Immobilization of β-galactosidase onto Sepharose and stabilization in room temperature ionic liquids

Abstract

The hydrolysis of o-nitrophenyl-β- d-galactopyranoside (ONPG) by β-galactosidase immobilized on Sepharose CL-4B ® was investigated in five different ionic liquids (ILs), 1-butyl-3-methylimidazolium X −; [ X = CF 3SO 3 −, BF 4 −, PF 6 −, CH 3SO 4 −and N(CN) 2 −]. Michaelis–Menten kinetic studies were conducted in phosphate buffer and in the five ionic liquids. For the immobilized enzyme in the ILs, the K m values were lower (0.36–1.2 mmol ONPG) while the V max values were higher (0.04–0.008 min − 1 ) compared to those in aqueous phosphate buffer suggesting a marked increase in the efficiency of the immobilized enzyme in the ionic liquid.
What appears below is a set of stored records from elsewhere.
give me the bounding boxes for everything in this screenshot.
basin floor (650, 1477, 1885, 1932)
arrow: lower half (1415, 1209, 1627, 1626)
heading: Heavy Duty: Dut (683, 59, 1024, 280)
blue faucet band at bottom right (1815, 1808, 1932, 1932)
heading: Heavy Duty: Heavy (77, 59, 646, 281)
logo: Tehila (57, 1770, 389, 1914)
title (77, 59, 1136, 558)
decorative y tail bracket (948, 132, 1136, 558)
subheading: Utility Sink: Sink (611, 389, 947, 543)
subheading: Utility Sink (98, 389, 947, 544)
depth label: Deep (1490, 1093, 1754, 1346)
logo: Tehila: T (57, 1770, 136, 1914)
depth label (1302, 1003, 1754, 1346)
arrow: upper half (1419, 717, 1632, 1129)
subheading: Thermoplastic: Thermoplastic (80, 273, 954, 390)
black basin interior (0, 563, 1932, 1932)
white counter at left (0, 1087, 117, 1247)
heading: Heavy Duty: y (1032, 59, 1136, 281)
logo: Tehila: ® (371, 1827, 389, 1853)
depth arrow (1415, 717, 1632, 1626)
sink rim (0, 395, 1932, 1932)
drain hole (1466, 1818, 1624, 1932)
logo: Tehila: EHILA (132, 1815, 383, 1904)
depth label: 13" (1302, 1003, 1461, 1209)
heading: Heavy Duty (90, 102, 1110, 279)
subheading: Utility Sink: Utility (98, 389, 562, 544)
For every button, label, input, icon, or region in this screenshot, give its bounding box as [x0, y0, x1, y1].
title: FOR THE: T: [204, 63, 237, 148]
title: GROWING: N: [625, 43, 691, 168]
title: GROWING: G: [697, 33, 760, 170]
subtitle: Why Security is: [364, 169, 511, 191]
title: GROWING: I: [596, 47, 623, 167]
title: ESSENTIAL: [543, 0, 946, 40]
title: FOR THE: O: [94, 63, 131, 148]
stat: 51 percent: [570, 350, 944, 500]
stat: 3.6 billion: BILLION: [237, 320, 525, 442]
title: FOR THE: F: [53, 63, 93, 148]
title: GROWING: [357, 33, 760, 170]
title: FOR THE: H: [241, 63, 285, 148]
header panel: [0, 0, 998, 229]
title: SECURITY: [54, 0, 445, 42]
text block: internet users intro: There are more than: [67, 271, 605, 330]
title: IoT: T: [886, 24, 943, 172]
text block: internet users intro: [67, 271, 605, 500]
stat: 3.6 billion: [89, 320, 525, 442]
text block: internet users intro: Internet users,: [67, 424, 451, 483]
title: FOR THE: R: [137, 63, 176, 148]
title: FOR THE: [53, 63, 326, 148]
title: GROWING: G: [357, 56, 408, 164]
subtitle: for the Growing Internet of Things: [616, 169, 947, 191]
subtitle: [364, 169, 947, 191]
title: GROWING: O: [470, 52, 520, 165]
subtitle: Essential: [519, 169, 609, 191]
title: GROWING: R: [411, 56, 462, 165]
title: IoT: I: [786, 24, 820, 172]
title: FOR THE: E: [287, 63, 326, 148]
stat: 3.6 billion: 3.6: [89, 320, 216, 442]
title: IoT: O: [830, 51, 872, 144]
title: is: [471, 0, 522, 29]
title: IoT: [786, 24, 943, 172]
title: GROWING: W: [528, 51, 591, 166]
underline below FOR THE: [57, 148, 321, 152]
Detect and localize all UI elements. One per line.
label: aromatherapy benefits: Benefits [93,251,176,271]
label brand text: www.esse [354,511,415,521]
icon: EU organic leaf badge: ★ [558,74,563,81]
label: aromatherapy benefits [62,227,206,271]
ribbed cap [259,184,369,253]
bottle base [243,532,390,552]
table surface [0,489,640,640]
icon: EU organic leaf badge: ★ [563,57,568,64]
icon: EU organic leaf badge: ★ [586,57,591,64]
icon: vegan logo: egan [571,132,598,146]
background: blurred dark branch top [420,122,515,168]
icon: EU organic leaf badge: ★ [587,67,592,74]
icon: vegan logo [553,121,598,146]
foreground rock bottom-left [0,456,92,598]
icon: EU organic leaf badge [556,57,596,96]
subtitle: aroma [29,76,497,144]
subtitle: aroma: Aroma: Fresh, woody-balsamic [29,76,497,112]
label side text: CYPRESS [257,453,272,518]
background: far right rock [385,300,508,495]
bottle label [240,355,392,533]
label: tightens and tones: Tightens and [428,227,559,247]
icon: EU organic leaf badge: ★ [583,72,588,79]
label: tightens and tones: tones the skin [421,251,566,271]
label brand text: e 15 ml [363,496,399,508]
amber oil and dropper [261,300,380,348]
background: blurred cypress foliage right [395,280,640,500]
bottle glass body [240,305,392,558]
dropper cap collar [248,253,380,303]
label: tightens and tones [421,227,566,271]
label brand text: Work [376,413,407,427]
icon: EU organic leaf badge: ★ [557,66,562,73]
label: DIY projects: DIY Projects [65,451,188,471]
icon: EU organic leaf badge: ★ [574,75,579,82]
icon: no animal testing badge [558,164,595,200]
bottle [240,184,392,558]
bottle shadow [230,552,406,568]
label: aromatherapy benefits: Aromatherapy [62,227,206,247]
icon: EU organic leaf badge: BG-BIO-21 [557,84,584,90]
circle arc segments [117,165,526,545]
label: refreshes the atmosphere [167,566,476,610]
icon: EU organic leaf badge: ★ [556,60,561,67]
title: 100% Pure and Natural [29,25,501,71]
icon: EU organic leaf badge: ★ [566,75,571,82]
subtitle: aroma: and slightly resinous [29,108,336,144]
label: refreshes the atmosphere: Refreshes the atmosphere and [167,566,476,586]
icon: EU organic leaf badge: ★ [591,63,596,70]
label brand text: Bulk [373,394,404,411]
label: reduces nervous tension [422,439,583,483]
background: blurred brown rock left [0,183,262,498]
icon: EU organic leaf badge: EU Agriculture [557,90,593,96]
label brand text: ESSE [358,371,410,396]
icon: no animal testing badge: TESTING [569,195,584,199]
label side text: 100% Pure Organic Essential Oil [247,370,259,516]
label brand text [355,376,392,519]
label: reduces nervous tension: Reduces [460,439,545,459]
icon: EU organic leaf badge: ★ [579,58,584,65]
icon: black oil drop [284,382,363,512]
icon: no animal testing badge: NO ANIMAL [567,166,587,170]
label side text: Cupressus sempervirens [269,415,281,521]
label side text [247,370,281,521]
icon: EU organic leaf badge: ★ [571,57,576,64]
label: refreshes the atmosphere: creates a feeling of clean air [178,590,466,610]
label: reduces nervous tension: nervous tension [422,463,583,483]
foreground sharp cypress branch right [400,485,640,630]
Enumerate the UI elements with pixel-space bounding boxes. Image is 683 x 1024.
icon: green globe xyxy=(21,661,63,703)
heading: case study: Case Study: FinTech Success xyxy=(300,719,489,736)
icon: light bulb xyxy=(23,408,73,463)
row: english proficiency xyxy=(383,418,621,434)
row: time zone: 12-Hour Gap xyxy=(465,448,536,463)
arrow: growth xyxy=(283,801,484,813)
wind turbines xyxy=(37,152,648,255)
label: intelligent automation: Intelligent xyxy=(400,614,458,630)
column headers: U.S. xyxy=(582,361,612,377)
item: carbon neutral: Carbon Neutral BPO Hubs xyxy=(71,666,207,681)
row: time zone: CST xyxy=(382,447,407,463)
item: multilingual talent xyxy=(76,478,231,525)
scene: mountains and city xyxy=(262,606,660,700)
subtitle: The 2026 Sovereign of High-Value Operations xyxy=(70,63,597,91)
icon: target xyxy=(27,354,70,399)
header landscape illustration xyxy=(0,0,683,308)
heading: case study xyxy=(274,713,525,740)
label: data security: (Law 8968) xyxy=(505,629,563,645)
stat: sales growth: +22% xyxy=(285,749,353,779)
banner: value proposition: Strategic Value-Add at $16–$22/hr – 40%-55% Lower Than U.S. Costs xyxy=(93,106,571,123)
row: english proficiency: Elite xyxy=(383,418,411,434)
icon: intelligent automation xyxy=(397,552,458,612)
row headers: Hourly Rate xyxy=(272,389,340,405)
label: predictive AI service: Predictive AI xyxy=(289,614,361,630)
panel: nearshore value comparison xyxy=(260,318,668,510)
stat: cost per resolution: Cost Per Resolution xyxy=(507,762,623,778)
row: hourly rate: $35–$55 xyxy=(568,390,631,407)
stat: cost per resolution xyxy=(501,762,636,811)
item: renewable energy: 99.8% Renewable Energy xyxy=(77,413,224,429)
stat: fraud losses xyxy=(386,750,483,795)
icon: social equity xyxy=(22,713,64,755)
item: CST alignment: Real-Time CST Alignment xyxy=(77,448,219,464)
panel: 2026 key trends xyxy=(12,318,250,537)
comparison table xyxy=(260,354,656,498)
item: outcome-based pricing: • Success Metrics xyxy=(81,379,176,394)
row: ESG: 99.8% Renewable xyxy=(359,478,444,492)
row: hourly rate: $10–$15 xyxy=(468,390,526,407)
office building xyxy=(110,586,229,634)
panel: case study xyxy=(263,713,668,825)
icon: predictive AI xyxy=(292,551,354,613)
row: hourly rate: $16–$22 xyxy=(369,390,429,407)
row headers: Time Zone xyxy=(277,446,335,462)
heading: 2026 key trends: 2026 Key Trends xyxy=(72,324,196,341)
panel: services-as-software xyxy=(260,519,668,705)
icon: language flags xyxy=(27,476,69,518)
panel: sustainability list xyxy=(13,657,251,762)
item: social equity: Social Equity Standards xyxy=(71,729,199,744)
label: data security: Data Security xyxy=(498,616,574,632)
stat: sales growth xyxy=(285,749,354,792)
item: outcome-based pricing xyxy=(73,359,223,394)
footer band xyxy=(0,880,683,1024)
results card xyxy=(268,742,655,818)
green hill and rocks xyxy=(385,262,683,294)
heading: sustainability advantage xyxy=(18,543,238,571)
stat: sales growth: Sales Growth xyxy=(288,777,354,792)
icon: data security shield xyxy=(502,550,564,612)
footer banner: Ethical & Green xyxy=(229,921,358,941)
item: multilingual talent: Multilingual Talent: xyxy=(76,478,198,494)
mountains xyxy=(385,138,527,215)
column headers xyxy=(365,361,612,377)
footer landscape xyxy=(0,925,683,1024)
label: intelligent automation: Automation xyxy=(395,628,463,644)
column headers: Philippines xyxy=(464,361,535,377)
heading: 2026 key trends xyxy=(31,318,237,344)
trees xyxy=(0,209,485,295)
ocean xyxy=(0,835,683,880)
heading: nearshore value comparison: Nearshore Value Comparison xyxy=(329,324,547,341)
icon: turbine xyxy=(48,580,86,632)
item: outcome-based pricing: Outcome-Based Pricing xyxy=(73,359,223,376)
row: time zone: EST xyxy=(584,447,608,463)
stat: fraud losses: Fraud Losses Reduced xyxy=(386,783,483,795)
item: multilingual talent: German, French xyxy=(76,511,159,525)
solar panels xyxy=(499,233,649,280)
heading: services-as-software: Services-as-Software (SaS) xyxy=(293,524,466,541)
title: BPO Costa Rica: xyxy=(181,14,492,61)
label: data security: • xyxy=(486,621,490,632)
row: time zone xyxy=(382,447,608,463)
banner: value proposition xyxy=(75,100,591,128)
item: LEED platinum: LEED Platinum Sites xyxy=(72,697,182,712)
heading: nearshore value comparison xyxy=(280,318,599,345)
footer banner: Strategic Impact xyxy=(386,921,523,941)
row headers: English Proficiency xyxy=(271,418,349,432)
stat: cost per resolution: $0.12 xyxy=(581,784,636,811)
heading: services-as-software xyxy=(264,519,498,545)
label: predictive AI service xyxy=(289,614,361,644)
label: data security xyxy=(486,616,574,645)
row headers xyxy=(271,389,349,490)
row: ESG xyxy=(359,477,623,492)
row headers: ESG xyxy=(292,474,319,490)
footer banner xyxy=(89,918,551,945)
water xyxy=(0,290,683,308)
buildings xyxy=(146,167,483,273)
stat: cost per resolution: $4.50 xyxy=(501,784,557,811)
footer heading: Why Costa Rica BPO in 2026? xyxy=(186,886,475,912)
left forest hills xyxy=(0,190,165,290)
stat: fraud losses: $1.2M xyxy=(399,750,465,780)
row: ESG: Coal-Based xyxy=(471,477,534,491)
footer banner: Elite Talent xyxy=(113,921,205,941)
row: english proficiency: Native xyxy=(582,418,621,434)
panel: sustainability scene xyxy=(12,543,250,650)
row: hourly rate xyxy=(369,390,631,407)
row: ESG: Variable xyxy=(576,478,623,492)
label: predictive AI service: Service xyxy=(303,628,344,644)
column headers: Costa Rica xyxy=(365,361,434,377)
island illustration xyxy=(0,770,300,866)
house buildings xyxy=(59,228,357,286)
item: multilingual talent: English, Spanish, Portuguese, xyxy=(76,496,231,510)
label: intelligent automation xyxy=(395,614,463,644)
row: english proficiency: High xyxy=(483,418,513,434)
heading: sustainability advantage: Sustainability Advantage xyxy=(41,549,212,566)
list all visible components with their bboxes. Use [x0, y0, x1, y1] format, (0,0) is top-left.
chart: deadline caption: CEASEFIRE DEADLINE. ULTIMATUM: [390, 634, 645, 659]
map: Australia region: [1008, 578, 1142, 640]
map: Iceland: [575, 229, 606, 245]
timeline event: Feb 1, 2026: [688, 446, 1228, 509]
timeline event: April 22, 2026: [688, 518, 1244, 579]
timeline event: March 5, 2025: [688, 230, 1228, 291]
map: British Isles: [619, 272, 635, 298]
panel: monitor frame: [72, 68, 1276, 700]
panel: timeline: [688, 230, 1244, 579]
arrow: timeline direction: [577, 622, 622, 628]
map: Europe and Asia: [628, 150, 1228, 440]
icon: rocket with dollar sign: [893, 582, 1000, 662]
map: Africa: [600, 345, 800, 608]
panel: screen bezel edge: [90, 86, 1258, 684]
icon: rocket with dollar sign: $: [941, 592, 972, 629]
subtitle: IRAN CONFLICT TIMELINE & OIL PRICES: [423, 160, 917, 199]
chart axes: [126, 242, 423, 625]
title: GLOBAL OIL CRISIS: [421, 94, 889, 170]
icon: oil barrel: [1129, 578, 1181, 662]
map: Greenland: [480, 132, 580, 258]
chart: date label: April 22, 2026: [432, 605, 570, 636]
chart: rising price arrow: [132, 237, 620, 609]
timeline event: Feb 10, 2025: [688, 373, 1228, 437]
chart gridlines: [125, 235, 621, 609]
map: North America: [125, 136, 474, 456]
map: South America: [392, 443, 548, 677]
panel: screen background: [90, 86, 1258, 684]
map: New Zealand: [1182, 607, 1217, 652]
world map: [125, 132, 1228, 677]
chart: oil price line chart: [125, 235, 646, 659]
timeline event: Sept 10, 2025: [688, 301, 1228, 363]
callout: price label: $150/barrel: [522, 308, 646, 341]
For the free enzyme in the ionic liquids, the K m values, in general, were larger (0.45–4.96 mmol ONPG) than those of the immobilized enzyme in the ionic liquid. A postulated mechanism for the hydrolysis is suggested, involving interception of the intermediate oxonium ion species by the counter ion of the ionic liquid, thereby enabling the hydrolysis to occur at a faster rate.